GB2312 (1980) More than 7,445 kanji characters, including 6,763 Chinese characters and 682 other symbols.

GBK1.0 (1995) contains 21,886 symbols, which are divided into Chinese characters and graphic symbols: 21,003 characters in the Chinese character area.

GB18030 (2000) replaces GBK1.0 's official national standard. The standard contains 27,484 Chinese characters, but also includes Tibetan, Mongolian, Uyghur and other major minority characters. Now the PC platform must support GB18030, the embedded products are not required. So mobile phones, MP3 generally only support GB2312.


It is clear that the ASCII code cannot represent all the words and symbols in the world, so it is necessary to create a new encoding that can represent all the characters and symbols, namely: Unicode

Unicode (Uniform Code, universal Code, single code) is a character encoding used on a computer. All characters account for 2 bytes.

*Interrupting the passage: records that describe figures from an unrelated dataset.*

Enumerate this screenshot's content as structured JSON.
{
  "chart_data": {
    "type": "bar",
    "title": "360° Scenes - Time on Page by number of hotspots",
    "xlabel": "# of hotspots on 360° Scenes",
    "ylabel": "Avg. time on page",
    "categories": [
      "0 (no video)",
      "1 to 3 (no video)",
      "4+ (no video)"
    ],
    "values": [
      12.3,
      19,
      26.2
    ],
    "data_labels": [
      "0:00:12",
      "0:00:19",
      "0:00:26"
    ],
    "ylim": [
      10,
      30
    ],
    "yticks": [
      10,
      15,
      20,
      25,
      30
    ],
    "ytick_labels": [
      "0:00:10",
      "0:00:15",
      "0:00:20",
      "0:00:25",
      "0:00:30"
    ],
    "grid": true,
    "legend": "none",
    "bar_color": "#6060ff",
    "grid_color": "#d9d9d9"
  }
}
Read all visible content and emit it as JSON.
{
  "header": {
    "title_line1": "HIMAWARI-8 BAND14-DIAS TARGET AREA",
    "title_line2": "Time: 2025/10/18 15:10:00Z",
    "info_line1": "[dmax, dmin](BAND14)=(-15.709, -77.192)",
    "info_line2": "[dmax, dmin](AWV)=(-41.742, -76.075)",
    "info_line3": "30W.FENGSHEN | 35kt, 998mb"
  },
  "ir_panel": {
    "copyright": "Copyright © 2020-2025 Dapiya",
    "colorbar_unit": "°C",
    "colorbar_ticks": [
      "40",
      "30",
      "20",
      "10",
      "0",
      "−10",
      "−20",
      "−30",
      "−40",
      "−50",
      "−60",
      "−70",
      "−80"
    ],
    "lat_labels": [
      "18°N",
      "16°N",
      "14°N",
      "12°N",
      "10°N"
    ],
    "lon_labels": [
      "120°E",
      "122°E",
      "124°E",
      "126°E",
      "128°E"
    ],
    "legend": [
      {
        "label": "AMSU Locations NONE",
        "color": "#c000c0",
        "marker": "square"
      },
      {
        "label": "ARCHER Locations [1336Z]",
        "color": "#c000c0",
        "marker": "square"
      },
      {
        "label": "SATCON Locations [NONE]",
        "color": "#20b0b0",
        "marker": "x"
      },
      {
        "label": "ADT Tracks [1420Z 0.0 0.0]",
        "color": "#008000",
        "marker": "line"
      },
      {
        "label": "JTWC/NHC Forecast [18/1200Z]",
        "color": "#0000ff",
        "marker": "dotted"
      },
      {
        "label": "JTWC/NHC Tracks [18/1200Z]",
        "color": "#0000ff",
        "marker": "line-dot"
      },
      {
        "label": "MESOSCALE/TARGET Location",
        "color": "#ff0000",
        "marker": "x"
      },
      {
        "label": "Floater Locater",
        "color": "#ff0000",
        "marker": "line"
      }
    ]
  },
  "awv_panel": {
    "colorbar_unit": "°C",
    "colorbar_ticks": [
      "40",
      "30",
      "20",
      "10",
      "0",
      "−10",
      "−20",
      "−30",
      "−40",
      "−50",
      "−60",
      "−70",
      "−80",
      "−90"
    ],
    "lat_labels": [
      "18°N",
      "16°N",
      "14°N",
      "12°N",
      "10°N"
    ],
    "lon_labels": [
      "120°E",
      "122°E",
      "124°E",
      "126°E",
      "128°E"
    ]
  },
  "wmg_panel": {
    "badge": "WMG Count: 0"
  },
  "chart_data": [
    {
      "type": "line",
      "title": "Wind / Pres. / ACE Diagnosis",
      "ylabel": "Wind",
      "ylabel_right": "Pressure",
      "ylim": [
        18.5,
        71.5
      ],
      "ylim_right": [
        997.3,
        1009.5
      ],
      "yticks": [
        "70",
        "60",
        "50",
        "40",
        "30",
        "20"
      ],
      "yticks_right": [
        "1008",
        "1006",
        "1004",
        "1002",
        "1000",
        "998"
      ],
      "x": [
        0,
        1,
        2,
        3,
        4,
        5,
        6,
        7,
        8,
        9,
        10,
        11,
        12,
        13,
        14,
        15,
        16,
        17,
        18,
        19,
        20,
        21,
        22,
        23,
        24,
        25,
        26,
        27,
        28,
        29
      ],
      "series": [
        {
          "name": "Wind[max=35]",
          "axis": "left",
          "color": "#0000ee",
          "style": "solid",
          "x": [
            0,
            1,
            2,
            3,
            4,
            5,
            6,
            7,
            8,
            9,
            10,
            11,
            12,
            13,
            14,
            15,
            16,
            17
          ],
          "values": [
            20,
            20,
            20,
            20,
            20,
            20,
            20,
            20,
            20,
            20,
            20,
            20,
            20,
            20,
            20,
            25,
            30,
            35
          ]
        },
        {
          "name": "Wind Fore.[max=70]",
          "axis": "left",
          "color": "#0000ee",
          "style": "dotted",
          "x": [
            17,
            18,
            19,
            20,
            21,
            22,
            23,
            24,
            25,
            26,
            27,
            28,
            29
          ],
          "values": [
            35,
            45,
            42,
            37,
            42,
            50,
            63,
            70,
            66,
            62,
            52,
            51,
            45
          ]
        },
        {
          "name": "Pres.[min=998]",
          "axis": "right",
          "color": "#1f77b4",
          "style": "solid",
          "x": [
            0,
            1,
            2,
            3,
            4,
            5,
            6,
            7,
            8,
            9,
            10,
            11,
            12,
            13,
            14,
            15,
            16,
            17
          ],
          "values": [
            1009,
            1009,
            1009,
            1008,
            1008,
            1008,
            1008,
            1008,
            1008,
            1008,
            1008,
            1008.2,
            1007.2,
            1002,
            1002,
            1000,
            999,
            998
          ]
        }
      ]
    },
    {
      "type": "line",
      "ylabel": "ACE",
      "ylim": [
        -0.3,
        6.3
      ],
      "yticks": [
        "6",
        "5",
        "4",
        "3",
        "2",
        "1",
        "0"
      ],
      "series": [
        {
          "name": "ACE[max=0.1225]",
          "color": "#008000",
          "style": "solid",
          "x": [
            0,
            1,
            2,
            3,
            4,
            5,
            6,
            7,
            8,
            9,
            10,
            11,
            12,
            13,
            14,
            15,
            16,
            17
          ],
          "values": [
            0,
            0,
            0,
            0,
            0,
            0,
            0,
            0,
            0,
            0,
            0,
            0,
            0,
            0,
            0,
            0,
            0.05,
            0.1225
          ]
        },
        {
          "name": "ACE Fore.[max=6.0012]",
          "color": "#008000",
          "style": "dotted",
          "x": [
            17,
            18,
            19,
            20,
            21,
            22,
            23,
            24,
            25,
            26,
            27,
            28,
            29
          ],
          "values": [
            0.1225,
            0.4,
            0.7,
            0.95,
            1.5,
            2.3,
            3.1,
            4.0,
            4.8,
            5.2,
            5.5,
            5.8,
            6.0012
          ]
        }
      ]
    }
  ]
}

UTF-8, 1 bytes in English characters, 3 bytes in Chinese

Summarized as follows:

ASCII 255 1bytes

-->1980 gb2312 7,445 Kanji characters

-->1995 GBK1.0 21,885 X

-->2000 GB18030 27,484 X

--Unicode 2bytes

--Utf-8 En:1byte, zh:3bytes

Python3 Maximum difference than Python2, default support character encoding set

Python2 Chinese support, the first line input: #-*-Coding:utf-8-*-

Python3 Default Support Utf-8

This article is from the "Tread Footprints" blog, please be sure to keep this source http://zoucuo.blog.51cto.com/962798/1885264

Python Learning note 8-9 (character encoding and binary)

Contact Us

The content source of this page is from Internet, which doesn't represent Alibaba Cloud's opinion; products and services mentioned on that page don't have any relationship with Alibaba Cloud. If the content of the page makes you feel confusing, please write us an email, we will handle the problem within 5 days after receiving your email.

If you find any instances of plagiarism from the community, please send an email to: info-contact@alibabacloud.com and provide relevant evidence. A staff member will contact you within 5 working days.

A Free Trial That Lets You Build Big!

Start building with 50+ products and up to 12 months usage for Elastic Compute Service

  • Sales Support

    1 on 1 presale consultation

  • After-Sales Support

    24/7 Technical Support 6 Free Tickets per Quarter Faster Response

  • Alibaba Cloud offers highly flexible support services tailored to meet your exact needs.